Tra diritto alla privacy e diritto alla salute
Alla Commissione di inchiesta sul ciclo dei rifiuti sono attribuiti più compiti. Innanzitutto, deve svolgere indagini sulle attività illecite connesse al ciclo dei rifiuti, sulle organizzazioni coinvolte e sul ruolo svolto dalla criminalità organizzata. Inoltre, deve individuare le connessioni tra le attività illecite nel settore dei rifiuti e altre attività economiche. Al tempo stesso deve cogliere le specifiche attività illecite connesse al traffico illecito transfrontaliero dei rifiuti. La Commissione di inchiesta procede alle indagini e agli esami con gli stessi poteri e limitazioni dell’autorità giudiziaria.
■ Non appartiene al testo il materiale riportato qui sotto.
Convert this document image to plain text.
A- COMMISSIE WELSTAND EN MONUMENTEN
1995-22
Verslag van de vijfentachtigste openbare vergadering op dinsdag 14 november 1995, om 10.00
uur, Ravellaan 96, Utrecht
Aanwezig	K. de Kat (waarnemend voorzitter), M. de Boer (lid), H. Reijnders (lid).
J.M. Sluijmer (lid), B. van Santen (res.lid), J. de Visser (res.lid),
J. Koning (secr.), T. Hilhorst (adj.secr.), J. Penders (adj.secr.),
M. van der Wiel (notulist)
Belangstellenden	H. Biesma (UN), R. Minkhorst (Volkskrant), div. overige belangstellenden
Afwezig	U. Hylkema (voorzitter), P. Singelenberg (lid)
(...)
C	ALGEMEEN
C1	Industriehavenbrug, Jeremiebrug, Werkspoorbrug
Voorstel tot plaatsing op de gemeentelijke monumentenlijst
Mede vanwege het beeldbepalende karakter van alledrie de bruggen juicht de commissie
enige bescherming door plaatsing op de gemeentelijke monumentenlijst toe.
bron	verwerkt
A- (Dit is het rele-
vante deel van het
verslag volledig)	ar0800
Il ruolo della Commissione di inchiesta parlamentare
Di fronte alla specificità del fenomeno nella cosiddetta “Terra dei fuochi”, il legislatore è intervenuto introducendo la fattispecie di “combustione illecita di rifiuti”. Sono stati configurati due nuovi delitti: la combustione illecita di rifiuti; l’abbandono, il deposito incontrollato, la raccolta, il trasporto, la spedizione o comunque la gestione senza autorizzazione di rifiuti in funzione della successiva combustione illecita. Tuttavia, segnala la Commissione d’inchiesta, “si tratta di norme incriminatrici che hanno avuto un’applicazione relativamente limitata in confronto alla diffusività del fenomeno che intendevano contrastare”.